The "configuration as code" point resonates strongly with technically senior participants. If the organization has an internal developer platform or a shared CI template, position shared review tooling configuration as a contribution to that platform — it frames the work in terms the organization already values.
Close the course on an action-oriented note. Each participant should leave with a clear sense of one thing they will do differently next week and one larger initiative they will propose or champion in their organization.
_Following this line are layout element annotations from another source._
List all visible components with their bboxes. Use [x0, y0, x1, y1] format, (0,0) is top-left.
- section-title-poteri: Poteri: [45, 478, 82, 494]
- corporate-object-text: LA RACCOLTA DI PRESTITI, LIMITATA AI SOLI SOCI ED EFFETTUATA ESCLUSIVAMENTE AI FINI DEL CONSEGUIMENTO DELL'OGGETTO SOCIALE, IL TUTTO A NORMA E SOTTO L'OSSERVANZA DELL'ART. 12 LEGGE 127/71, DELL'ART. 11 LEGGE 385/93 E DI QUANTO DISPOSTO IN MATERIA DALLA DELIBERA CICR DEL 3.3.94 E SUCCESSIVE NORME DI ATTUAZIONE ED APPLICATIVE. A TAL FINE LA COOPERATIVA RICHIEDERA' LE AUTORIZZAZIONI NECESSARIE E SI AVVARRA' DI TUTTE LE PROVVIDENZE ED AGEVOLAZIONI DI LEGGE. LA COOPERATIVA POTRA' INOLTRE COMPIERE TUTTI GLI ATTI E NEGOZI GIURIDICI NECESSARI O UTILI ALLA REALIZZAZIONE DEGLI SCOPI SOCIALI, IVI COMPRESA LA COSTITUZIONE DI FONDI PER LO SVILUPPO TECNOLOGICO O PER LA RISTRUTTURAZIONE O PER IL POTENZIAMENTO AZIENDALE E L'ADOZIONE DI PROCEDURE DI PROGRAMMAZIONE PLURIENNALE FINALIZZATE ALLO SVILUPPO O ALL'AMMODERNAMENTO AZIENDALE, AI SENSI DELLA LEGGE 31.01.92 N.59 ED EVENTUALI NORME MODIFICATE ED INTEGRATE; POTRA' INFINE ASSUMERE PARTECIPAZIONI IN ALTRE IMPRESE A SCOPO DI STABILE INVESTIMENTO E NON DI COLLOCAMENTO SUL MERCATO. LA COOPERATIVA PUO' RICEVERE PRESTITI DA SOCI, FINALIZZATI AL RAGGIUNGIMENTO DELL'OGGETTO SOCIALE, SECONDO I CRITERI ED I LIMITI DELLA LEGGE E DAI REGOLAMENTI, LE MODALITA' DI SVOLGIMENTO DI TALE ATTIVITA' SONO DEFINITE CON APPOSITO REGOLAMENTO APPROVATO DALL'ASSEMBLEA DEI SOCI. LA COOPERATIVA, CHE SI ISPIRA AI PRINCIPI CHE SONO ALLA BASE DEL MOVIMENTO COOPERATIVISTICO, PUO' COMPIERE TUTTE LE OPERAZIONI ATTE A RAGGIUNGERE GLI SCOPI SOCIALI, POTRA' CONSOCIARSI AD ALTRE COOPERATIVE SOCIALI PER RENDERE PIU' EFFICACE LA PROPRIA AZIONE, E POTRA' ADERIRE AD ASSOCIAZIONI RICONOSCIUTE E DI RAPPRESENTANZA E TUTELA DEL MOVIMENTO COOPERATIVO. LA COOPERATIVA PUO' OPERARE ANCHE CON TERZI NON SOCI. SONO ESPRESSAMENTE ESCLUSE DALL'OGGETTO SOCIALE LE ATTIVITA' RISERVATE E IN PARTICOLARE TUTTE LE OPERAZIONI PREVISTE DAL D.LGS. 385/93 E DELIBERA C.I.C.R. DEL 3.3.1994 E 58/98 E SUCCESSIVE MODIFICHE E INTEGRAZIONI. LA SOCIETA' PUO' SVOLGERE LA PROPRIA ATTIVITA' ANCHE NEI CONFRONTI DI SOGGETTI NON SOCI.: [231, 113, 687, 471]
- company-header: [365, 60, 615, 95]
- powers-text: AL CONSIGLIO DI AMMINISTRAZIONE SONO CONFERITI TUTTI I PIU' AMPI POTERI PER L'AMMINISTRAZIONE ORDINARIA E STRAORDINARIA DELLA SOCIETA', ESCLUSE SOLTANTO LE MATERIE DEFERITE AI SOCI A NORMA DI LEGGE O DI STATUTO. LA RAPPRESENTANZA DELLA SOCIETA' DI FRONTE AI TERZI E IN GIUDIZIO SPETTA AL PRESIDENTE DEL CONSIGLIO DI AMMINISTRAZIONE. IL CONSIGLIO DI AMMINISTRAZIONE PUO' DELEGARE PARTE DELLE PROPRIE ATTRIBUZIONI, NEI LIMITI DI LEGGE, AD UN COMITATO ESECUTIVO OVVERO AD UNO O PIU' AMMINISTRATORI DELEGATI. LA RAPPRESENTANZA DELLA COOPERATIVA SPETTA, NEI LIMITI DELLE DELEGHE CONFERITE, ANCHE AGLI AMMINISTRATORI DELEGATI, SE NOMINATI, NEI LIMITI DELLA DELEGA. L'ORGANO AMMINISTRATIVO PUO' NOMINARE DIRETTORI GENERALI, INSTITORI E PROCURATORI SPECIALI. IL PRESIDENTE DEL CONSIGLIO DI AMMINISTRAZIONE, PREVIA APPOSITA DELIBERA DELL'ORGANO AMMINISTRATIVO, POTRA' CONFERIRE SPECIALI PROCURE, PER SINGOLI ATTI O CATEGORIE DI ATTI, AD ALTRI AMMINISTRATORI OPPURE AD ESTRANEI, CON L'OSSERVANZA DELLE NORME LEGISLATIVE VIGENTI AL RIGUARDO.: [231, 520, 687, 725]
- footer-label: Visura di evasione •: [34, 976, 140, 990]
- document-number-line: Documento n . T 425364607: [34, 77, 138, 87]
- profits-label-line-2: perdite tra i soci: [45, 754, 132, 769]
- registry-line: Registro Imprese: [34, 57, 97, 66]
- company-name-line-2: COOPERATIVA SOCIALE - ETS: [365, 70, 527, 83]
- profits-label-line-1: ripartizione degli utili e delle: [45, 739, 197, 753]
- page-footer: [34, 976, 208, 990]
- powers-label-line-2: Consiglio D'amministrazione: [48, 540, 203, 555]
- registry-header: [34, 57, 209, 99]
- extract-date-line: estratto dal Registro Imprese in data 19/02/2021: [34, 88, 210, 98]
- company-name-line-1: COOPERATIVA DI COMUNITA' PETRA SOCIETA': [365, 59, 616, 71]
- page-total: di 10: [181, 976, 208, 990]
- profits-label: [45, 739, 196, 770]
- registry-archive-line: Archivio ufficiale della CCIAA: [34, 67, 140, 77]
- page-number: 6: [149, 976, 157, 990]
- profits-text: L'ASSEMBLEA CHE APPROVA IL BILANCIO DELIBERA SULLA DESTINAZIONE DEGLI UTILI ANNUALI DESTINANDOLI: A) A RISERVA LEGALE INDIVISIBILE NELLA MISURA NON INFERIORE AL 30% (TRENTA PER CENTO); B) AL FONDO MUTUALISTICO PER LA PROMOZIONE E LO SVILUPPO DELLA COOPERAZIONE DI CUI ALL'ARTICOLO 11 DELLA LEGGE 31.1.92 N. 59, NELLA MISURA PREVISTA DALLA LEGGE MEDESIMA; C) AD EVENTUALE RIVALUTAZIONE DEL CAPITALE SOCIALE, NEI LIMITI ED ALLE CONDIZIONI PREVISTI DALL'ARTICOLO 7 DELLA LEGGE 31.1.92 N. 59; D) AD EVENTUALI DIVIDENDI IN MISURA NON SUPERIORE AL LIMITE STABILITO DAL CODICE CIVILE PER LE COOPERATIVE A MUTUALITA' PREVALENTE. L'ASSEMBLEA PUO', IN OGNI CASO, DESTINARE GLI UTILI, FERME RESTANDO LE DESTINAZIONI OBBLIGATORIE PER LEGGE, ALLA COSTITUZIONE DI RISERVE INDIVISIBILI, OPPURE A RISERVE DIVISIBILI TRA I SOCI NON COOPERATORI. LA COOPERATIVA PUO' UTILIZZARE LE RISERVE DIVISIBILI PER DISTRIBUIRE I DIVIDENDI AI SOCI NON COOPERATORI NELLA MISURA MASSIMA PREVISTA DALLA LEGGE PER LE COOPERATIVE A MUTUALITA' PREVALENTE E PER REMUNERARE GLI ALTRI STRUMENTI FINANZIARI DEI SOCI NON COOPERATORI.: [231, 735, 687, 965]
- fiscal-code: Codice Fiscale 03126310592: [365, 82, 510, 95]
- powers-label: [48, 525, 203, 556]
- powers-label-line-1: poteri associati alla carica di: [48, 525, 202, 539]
The knowledge from this course is most valuable when it creates behavior change, not when it is merely understood.
Timing Guide
Closing Remarks
This course has moved from the design of a review workflow through its criteria, tooling, measurement, human development, conflict resolution, knowledge capture, and organizational scaling. Every topic connects to the central premise: the speed AI enables is only sustainable if the quality practices that surround it scale at the same rate. Teams that invest in review infrastructure now are building the capability to move fast with confidence. Teams that defer that investment are accumulating a risk debt that becomes harder to address with every AI-generated line that ships without rigorous review.
Encourage participants to share this course's frameworks with their teams, contribute to or start a community of practice in their organization, and revisit the knowledge base and metrics practices they design here in six months. The field is moving quickly, and the practices that work today will need to evolve — the habit of deliberate reflection is the most durable thing to take away.